The most common category of arthritis is osteoarthritis. Osteoarthritis is triggered by the untimely wearing-away of cartilage, the gristle that covers the ends of long bones. Osteoarthritis has a tendency for weight-bearing joints such as the neck, low back, hips and knees.
One of the regions that have gained scores of interest in topical years owing to its apparent augmented incidence and occurrence is osteoarthritis of the hip. Unlike osteoarthritis of the knee, there is very little association with obesity as far as the commencement of disease. However, once osteoarthritis has developed, deteriorating of symptoms happens with snowballing adiposity. There is also a link with prior trauma to the hip in addition to the presence of congenital aberrations that may incline the hip to early weakening. Amid these include a history of Legg-Calve-Perthes disease, hip dysplasia and any previous fracture. That being said, with the mounting number of baby-boomers, osteoarthritis of the hip is a substantial contributor to activity constraint.

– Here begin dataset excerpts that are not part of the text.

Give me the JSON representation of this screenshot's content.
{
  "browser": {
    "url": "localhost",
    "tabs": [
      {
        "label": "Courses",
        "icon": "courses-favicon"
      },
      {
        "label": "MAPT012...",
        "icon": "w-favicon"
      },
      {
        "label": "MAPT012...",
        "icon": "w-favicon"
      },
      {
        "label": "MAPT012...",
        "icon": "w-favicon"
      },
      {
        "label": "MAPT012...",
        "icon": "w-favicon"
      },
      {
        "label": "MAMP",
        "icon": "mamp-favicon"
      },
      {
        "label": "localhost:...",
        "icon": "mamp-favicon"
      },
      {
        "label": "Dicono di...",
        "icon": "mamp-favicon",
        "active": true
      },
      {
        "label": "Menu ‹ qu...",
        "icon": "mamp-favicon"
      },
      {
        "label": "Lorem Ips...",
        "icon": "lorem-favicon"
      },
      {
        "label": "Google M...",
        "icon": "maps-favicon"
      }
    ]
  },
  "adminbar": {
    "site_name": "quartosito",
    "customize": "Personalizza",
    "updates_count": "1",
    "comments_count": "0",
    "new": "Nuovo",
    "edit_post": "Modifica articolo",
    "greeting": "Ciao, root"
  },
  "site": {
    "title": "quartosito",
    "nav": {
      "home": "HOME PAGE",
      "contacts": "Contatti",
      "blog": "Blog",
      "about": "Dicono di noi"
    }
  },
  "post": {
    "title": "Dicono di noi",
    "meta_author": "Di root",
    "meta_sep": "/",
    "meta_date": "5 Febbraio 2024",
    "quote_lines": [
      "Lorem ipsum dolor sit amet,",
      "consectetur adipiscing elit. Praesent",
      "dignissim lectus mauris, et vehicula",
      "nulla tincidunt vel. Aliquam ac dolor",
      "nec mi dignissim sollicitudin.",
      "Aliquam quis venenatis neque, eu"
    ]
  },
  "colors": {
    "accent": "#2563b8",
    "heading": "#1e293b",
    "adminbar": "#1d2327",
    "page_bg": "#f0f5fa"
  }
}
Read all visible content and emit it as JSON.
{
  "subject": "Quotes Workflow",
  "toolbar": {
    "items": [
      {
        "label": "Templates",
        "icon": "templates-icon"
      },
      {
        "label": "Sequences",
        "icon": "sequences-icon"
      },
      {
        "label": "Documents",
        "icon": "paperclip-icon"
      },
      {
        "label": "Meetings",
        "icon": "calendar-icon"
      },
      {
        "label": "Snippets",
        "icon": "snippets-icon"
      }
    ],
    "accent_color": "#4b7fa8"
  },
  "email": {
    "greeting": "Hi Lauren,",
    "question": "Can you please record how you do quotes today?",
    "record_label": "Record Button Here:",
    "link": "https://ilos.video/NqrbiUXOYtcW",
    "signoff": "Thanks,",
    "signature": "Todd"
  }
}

Treatment, to date, has been chiefly symptomatic comprising analgesic and non-steroidal-anti-inflammatory drugs, glucocorticoid injections, massage, chiropractic and physical therapy. While surgical treatments are normally effective, they are irreparable and they do carry associated risks, some life-threatening. So, the exploration has been conducted to develop treatments that will be effective but also preserve the joint. One such methodology is the use of autologous stem cells. At StemCellCareIndia, It is the procedure which encompasses the use of autologous stem cells (a patient’s own stem cells) accompanied by autologous fat and growth factors has been moderately successful.